36- Aşk, Bela, Kan

65 8 966
                                    


Sonunda bölümü bitirip geldim. Keyifli okumalar.

Dipnot : Bu bölüm içerisinde bolca küfür vardır, karakterin yapısından dolayı böyledir, neredeyse hiç sansür yoktur. Rahatsız olanlara duyurulur.

Yakut

Dakikalar önce o seksi dansı yaptıktan sonra ve Ruslan onu çağırdığında el çabukluğuyla şortunun arka cebine koymuştum bıçağımı. Yine de işine yaramamıştı, saniyeler boyunca debelenirken sivri bir şey aramış, sonunda demir parçasını görmüştüm. Yapmam gerekeni yapmıştım. Hiç tereddüt etmeden demir çubuğu almış ve onun kafasına geçirmiştim. Buz gibi bakışlarım sevgilime değdiğinde boğazındaki kırmızı elleri görmüş, daha da sinirlenmiştim. Aklıma birçok şey gelmişti. Kontrol denen o duygu yavaşça parmaklarımın arasından kayarken Ruslan yataktan düştü. Silahına uzanmaya çalışırken bedeni aldığı zehirden ötürü kasılıp duruyordu. Felç geçirmek üzereydi, yine de yaşamak için direniyordu. Garip bir şekilde hamam böceği gibiydi gerçekten de. Ayağımı bedenine bastırırken sevgilim hızlı bir hareketle silaha doğru koşmuştu. Silahı eline aldığında gözlerinde tiksinti dolu bir ifade belirmişti. Hem kendinden hem de Ruslan'dan tiksiniyordu. Dolu gözlerle gözlerime baktı. Yaptığı ya da yapacağı şeyden hoşnut değildi. Hatta her an vazgeçebilirdi bile ama ben vazgeçemezdim. Aileme bulaşması, Zümrüt'ü karanlık bir kuyuya atmasını, sevgilimin elinden ailesini almasını, onu mahvetmesini sindiremezdim. Gerekirse ellerimi kana bulayabilirdim. Bu beni psikopat yapar mıydı? İşte bunu bilmiyordum.

"İstersen ben yapabilirim," dedim mavilerimi birkaç saniyeliğine Ruslan'ın hırıldayan bedenine getirerek. "Olmaz, benim yapmam lazım."

İntikam almak isteyen yanı daha ağır basmış olmalı ki silahı kaldırdı. Yeşilleri silahın emniyetine giderken Ruslan hala kendini kurtarmaya çalışıyordu.

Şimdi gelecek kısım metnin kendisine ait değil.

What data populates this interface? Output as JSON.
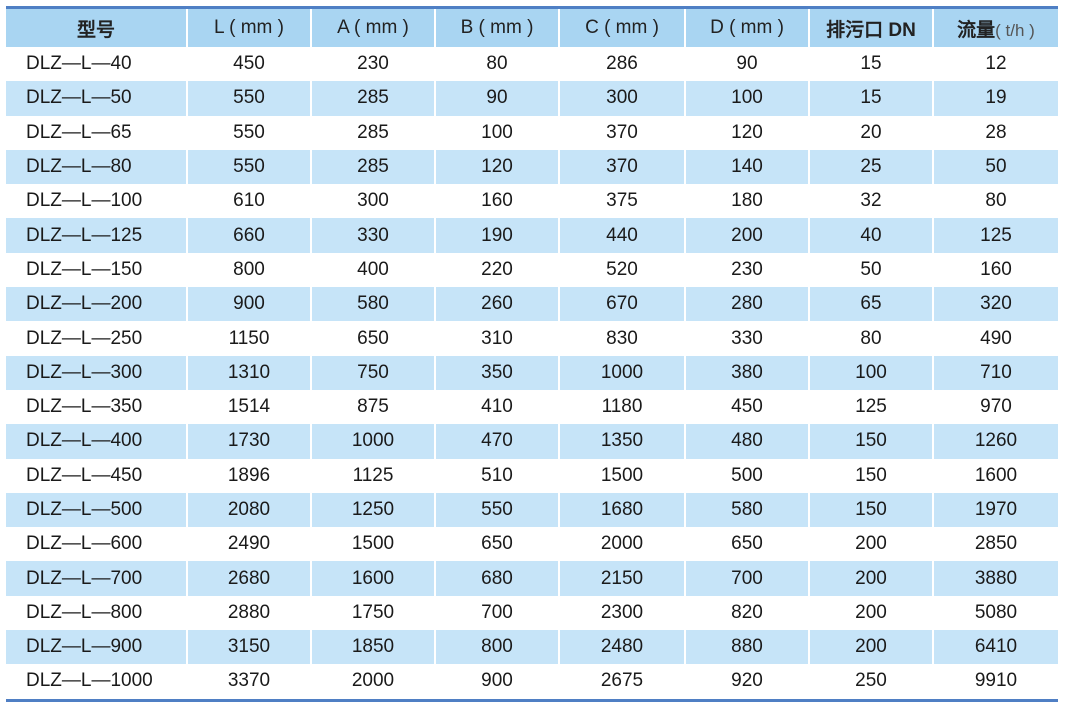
{
  "table": {
    "headers": [
      "型号",
      "L ( mm )",
      "A ( mm )",
      "B ( mm )",
      "C ( mm )",
      "D ( mm )",
      "排污口 DN",
      "流量"
    ],
    "flow_unit": "( t/h )",
    "rows": [
      [
        "DLZ—L—40",
        "450",
        "230",
        "80",
        "286",
        "90",
        "15",
        "12"
      ],
      [
        "DLZ—L—50",
        "550",
        "285",
        "90",
        "300",
        "100",
        "15",
        "19"
      ],
      [
        "DLZ—L—65",
        "550",
        "285",
        "100",
        "370",
        "120",
        "20",
        "28"
      ],
      [
        "DLZ—L—80",
        "550",
        "285",
        "120",
        "370",
        "140",
        "25",
        "50"
      ],
      [
        "DLZ—L—100",
        "610",
        "300",
        "160",
        "375",
        "180",
        "32",
        "80"
      ],
      [
        "DLZ—L—125",
        "660",
        "330",
        "190",
        "440",
        "200",
        "40",
        "125"
      ],
      [
        "DLZ—L—150",
        "800",
        "400",
        "220",
        "520",
        "230",
        "50",
        "160"
      ],
      [
        "DLZ—L—200",
        "900",
        "580",
        "260",
        "670",
        "280",
        "65",
        "320"
      ],
      [
        "DLZ—L—250",
        "1150",
        "650",
        "310",
        "830",
        "330",
        "80",
        "490"
      ],
      [
        "DLZ—L—300",
        "1310",
        "750",
        "350",
        "1000",
        "380",
        "100",
        "710"
      ],
      [
        "DLZ—L—350",
        "1514",
        "875",
        "410",
        "1180",
        "450",
        "125",
        "970"
      ],
      [
        "DLZ—L—400",
        "1730",
        "1000",
        "470",
        "1350",
        "480",
        "150",
        "1260"
      ],
      [
        "DLZ—L—450",
        "1896",
        "1125",
        "510",
        "1500",
        "500",
        "150",
        "1600"
      ],
      [
        "DLZ—L—500",
        "2080",
        "1250",
        "550",
        "1680",
        "580",
        "150",
        "1970"
      ],
      [
        "DLZ—L—600",
        "2490",
        "1500",
        "650",
        "2000",
        "650",
        "200",
        "2850"
      ],
      [
        "DLZ—L—700",
        "2680",
        "1600",
        "680",
        "2150",
        "700",
        "200",
        "3880"
      ],
      [
        "DLZ—L—800",
        "2880",
        "1750",
        "700",
        "2300",
        "820",
        "200",
        "5080"
      ],
      [
        "DLZ—L—900",
        "3150",
        "1850",
        "800",
        "2480",
        "880",
        "200",
        "6410"
      ],
      [
        "DLZ—L—1000",
        "3370",
        "2000",
        "900",
        "2675",
        "920",
        "250",
        "9910"
      ]
    ]
  },
  "colors": {
    "header_bg": "#a9d5f2",
    "alt_row_bg": "#c6e4f8",
    "rule": "#4f7fc4"
  }
}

Rahat durmayan eline ayakkabımı bastırdım bu sefer. Şişmiş dilinden ötürün sesi boğuk ve anlamsızdı fakat küfür ettiğini Değer bile anlardı. Derin bir nefes aldım. Arka plandaki şarkı hala devam ediyordu. Arap ezgisi kulaklarımı okşarken sevgilim tetiğe bastı. Kurşun Ruslan'ın başına saplanırken bedeni birkaç kez daha sarsıldı. Ağzından köpükler saçarken silahı tutan eli aşağı indi. Birkaç saniye cesede bakarken dudaklarını sertçe ısırdı. Sol elini kalbinin üstüne koyup kendini sakinleştirmeye çalıştı. Parmakları titrerken silah zemine düştü ve aynı şekilde sevgilimde yere çöktü.

"Nasıl hissettiğimi bilmiyorum," dedi sakin bir sesle. Ayağımı leş bedenden çekip ona doğru ilerlerken derin bir nefes aldım. Oda şimdiden kan kokmaya başlamıştı. Yerdeki silahı alıp belime koyacakken gözüme değen bulanıklıkla birlikte silahın namlusunu Ruslan'ın boynuna doğru nişan aldım. Tek yapmam gereken şey tetiğe basmaktı. Daha önce de korkutmak maksadıyla elime silah almıştım. Bu yüzden ağırlığı beni irkitmedi.

Tetiğe bastığım an kurşun şah damarına saplandı. Damar yırtılır boğazından taşan kan yüzüme, vücuduma sıçrarken tek yapabildiğim şey elimle saçlarımı geriye atmaktı. Mahalle yanarken saçlarını tarayan olmuştum bir anda. Gözlerimi yavaşça sevgilime getirdiğimde kapı hızla açıldı. Panik içime saniyeler içinde işlemeye başlarken başımı o tarafa döndürüp gelenlere baktım.

Deha ile Ünal Bey amcaydı gelen. Rahat bir nefes verirken yere, sevgilimin yanına çöktüm. Her yanımız kan içindeydi.

Kanlar içinde kalmamız umurumda değildi, sonuçta bu ilk değildi, ne de son olacaktı. Hırsızlığımın yanına bir de bu eklenirdi, benim için artık sorun değildi. Kaç kez şahit olmuştum ölüme, kaç kez birine zarar vermiştim artık saymayı unutmuştum. Eski ben olsaydım her cinayette tenime bir çentik atardım, onları durmadan sayardım. Bu kadar insana zarar vermişsin ve avukat olmak istiyorsun diye kendime kızar, her zamanki gibi soluğu okulun kapısında alırdım. Kaydımı sildirmek için bir adım atar ama her seferinde bir bahane uydururak bundan vazgeçerdim.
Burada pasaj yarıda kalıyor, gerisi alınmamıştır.